Officials with the U.S. Army Corps of Engineers expect the Savannah River below Thurmond Dam to exceed channel capacity by this evening due to recent rainfall causing a significant increase in local inflow.
In other words, the Savannah River below Thurmond will see higher and faster flows, with water overflowing the riverbank.
In anticipation of these increased natural flows, Corps officials reduced the water releases from the J. Strom Thurmond Dam (JST) near Augusta, Georgia. By reducing the releases from Thurmond Dam, Corps officials avoid contributing to local flooding risks.
Recent rainfall has caused tributaries to the Savannah River below Thurmond Dam to push flows through downtown Augusta, Georgia, and North Augusta, South Carolina, above 30,000 cubic feet per second (cfs) which can exceed the natural capacity of the river’s channel. Natural flows are expected to recede on Saturday.

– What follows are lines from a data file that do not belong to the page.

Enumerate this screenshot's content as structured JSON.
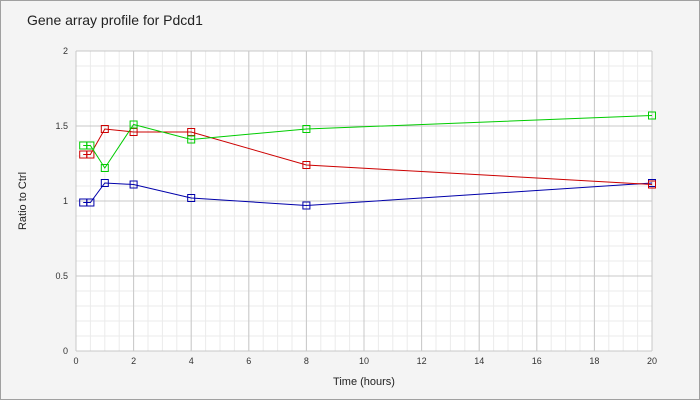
{
  "chart_data": {
    "type": "line",
    "title": "Gene array profile for Pdcd1",
    "xlabel": "Time (hours)",
    "ylabel": "Ratio to Ctrl",
    "xlim": [
      0,
      20
    ],
    "ylim": [
      0,
      2
    ],
    "x_ticks": [
      "0",
      "2",
      "4",
      "6",
      "8",
      "10",
      "12",
      "14",
      "16",
      "18",
      "20"
    ],
    "y_ticks": [
      "0",
      "0.5",
      "1",
      "1.5",
      "2"
    ],
    "grid": true,
    "legend": false,
    "marker": "square",
    "series": [
      {
        "color": "#0000aa",
        "points": [
          [
            0.25,
            0.99
          ],
          [
            0.5,
            0.99
          ],
          [
            1,
            1.12
          ],
          [
            2,
            1.11
          ],
          [
            4,
            1.02
          ],
          [
            8,
            0.97
          ],
          [
            20,
            1.12
          ]
        ]
      },
      {
        "color": "#cc0000",
        "points": [
          [
            0.25,
            1.31
          ],
          [
            0.5,
            1.31
          ],
          [
            1,
            1.48
          ],
          [
            2,
            1.46
          ],
          [
            4,
            1.46
          ],
          [
            8,
            1.24
          ],
          [
            20,
            1.11
          ]
        ]
      },
      {
        "color": "#00cc00",
        "points": [
          [
            0.25,
            1.37
          ],
          [
            0.5,
            1.37
          ],
          [
            1,
            1.22
          ],
          [
            2,
            1.51
          ],
          [
            4,
            1.41
          ],
          [
            8,
            1.48
          ],
          [
            20,
            1.57
          ]
        ]
      }
    ]
  }
}
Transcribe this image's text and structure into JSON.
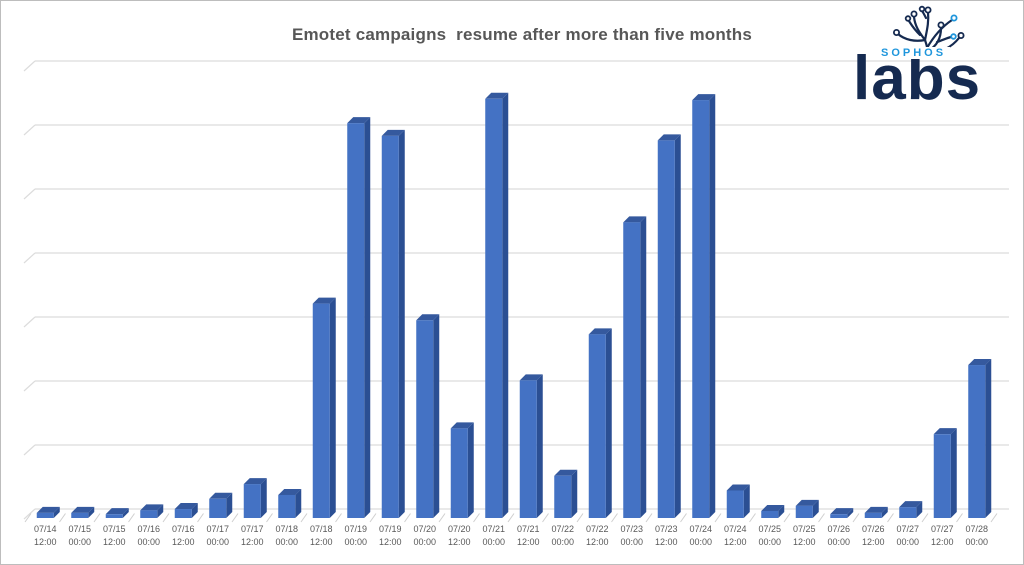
{
  "title": {
    "text": "Emotet campaigns  resume after more than five months"
  },
  "logo": {
    "sophos": "SOPHOS",
    "labs": "labs"
  },
  "colors": {
    "bar_front": "#4472C4",
    "bar_side": "#2B4F93",
    "bar_top": "#35599E",
    "gridline": "#DCDCDC",
    "axis_tick": "#CFCFCF",
    "title_text": "#575757",
    "axis_text": "#595959",
    "page_border": "#BDBDBD",
    "logo_navy": "#152A50",
    "logo_blue": "#1F96DC"
  },
  "chart_data": {
    "type": "bar",
    "style": "3d-column",
    "title": "Emotet campaigns resume after more than five months",
    "xlabel": "",
    "ylabel": "",
    "legend": "none",
    "grid": "horizontal gridlines, 7 equal intervals, no y-axis tick labels",
    "ylim": [
      0,
      7
    ],
    "y_units": "relative height in gridline intervals (y-axis is unlabeled in source image)",
    "categories": [
      "07/14 12:00",
      "07/15 00:00",
      "07/15 12:00",
      "07/16 00:00",
      "07/16 12:00",
      "07/17 00:00",
      "07/17 12:00",
      "07/18 00:00",
      "07/18 12:00",
      "07/19 00:00",
      "07/19 12:00",
      "07/20 00:00",
      "07/20 12:00",
      "07/21 00:00",
      "07/21 12:00",
      "07/22 00:00",
      "07/22 12:00",
      "07/23 00:00",
      "07/23 12:00",
      "07/24 00:00",
      "07/24 12:00",
      "07/25 00:00",
      "07/25 12:00",
      "07/26 00:00",
      "07/26 12:00",
      "07/27 00:00",
      "07/27 12:00",
      "07/28 00:00"
    ],
    "values": [
      0.08,
      0.08,
      0.06,
      0.12,
      0.14,
      0.3,
      0.53,
      0.36,
      3.35,
      6.17,
      5.97,
      3.09,
      1.4,
      6.55,
      2.15,
      0.66,
      2.87,
      4.62,
      5.9,
      6.53,
      0.43,
      0.11,
      0.19,
      0.06,
      0.08,
      0.17,
      1.31,
      2.39
    ]
  }
}
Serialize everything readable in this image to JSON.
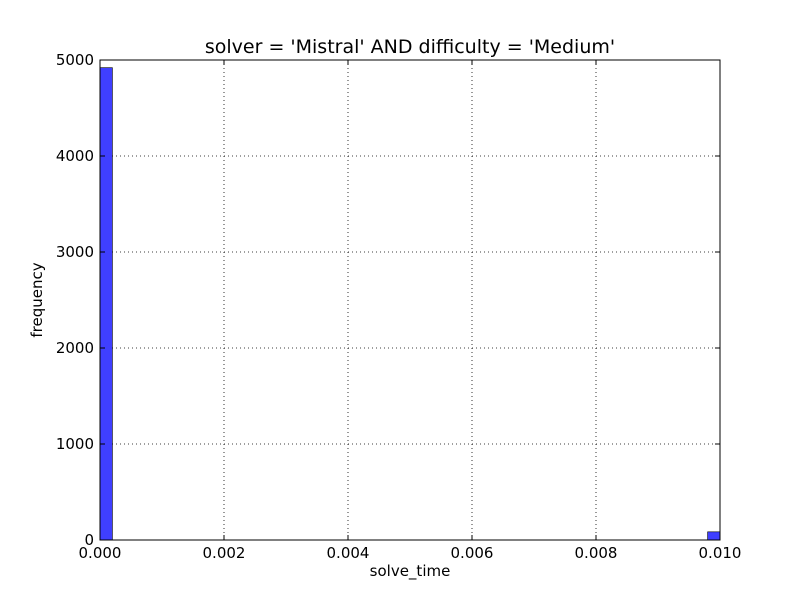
{
  "chart_data": {
    "type": "bar",
    "title": "solver = 'Mistral' AND difficulty = 'Medium'",
    "xlabel": "solve_time",
    "ylabel": "frequency",
    "xlim": [
      0.0,
      0.01
    ],
    "ylim": [
      0,
      5000
    ],
    "grid": true,
    "xticks": [
      0.0,
      0.002,
      0.004,
      0.006,
      0.008,
      0.01
    ],
    "xtick_labels": [
      "0.000",
      "0.002",
      "0.004",
      "0.006",
      "0.008",
      "0.010"
    ],
    "yticks": [
      0,
      1000,
      2000,
      3000,
      4000,
      5000
    ],
    "ytick_labels": [
      "0",
      "1000",
      "2000",
      "3000",
      "4000",
      "5000"
    ],
    "bin_width": 0.0002,
    "bins": [
      {
        "x0": 0.0,
        "x1": 0.0002,
        "count": 4920
      },
      {
        "x0": 0.0098,
        "x1": 0.01,
        "count": 85
      }
    ],
    "bar_color": "#3f3fff"
  }
}
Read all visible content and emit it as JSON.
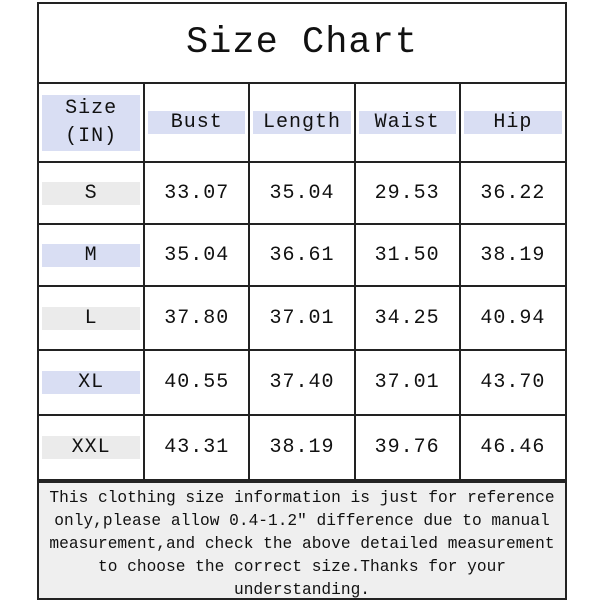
{
  "title": "Size Chart",
  "headers": [
    "Size\n(IN)",
    "Bust",
    "Length",
    "Waist",
    "Hip"
  ],
  "header_size_line1": "Size",
  "header_size_line2": "(IN)",
  "rows": [
    {
      "size": "S",
      "bust": "33.07",
      "length": "35.04",
      "waist": "29.53",
      "hip": "36.22"
    },
    {
      "size": "M",
      "bust": "35.04",
      "length": "36.61",
      "waist": "31.50",
      "hip": "38.19"
    },
    {
      "size": "L",
      "bust": "37.80",
      "length": "37.01",
      "waist": "34.25",
      "hip": "40.94"
    },
    {
      "size": "XL",
      "bust": "40.55",
      "length": "37.40",
      "waist": "37.01",
      "hip": "43.70"
    },
    {
      "size": "XXL",
      "bust": "43.31",
      "length": "38.19",
      "waist": "39.76",
      "hip": "46.46"
    }
  ],
  "note": "This clothing size information is just for reference only,please allow 0.4-1.2″ difference due to manual measurement,and check the above detailed measurement to choose the correct size.Thanks for your understanding.",
  "colors": {
    "header_bg": "#d9def3",
    "size_alt_bg": "#ebebeb",
    "footer_bg": "#efefef",
    "border": "#222222"
  }
}
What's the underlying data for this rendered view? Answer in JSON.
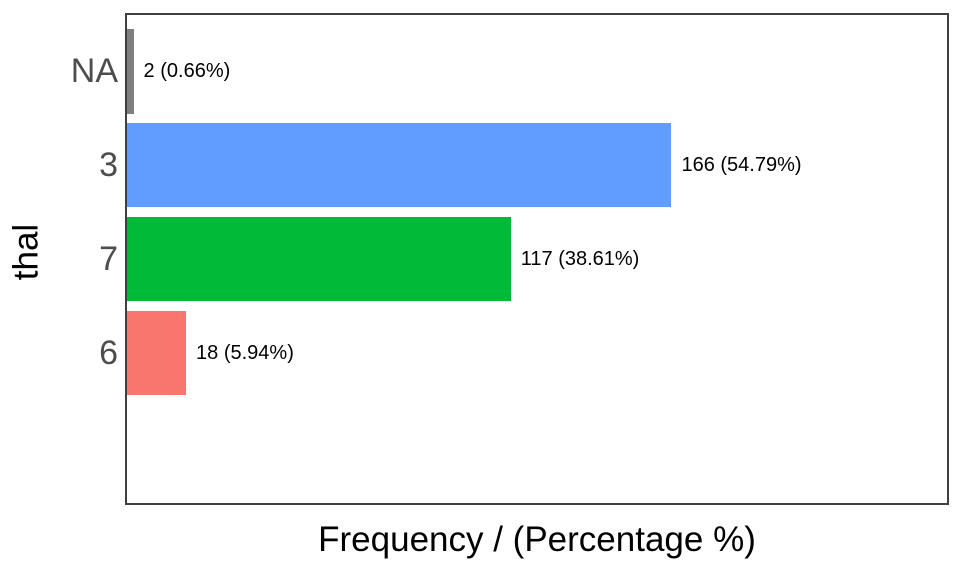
{
  "figure": {
    "background": "#FFFFFF"
  },
  "chart_data": {
    "type": "bar",
    "orientation": "horizontal",
    "title": "",
    "xlabel": "Frequency / (Percentage %)",
    "ylabel": "thal",
    "categories": [
      "NA",
      "3",
      "7",
      "6"
    ],
    "values": [
      2,
      166,
      117,
      18
    ],
    "percentages": [
      0.66,
      54.79,
      38.61,
      5.94
    ],
    "bar_labels": [
      "2 (0.66%)",
      "166 (54.79%)",
      "117 (38.61%)",
      "18 (5.94%)"
    ],
    "bar_colors": [
      "#7F7F7F",
      "#619CFF",
      "#00BA38",
      "#F8766D"
    ],
    "xlim": [
      0,
      250
    ],
    "bar_width_fraction": 0.9,
    "grid": false,
    "legend": false,
    "styles": {
      "tick_label_color": "#4D4D4D",
      "axis_title_color": "#000000",
      "panel_border_color": "#404040",
      "value_label_color": "#000000"
    }
  }
}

As natural flows decrease, the Corps of Engineers will increase the outflows through the Thurmond Dam to hold the peak flow through Augusta. This will allow water managers with the Corps to increase holding capacity in Thurmond Lake as they discharge water from Hartwell Lake and Russell Lake upstream of JST. High flows through Augusta will continue for several days as managers lower the reservoirs to manageable levels.
Officials advise caution to people on or near the Savannah River below Thurmond Dam for the next several days. Some local flooding remains a serious possibility. Residents should monitor the news media for updates and heed local officials’ warnings.
“Safety remains our highest priority throughout this high-water event,” said Col. Daniel Hibner, Savannah District Commander. “Although we’ve experienced above-average rainfall in the past 30 days, the system is well equipped to handle much higher water volumes than what we are seeing now. Nevertheless, just like in all high-water events these conditions will result in circumstances that require caution for those in the surrounding areas, especially below Thurmond Dam where local inflows are unregulated.”
Potentially hazardous conditions resulting from high water and increased flows include floating debris, submerged retaining walls and higher river velocity downstream of Thurmond Dam. Additionally, high water is also a possibility in properties between Stevens Creek Dam and Thurmond Dam. As lake levels rise, some Corps managed recreation areas upstream near the reservoir will be closed for public safety reasons as facilities become unusable.
Areas below the New Savannah Bluff Lock and Dam can expect water spreading even further beyond the river’s banks than has happened in recent days.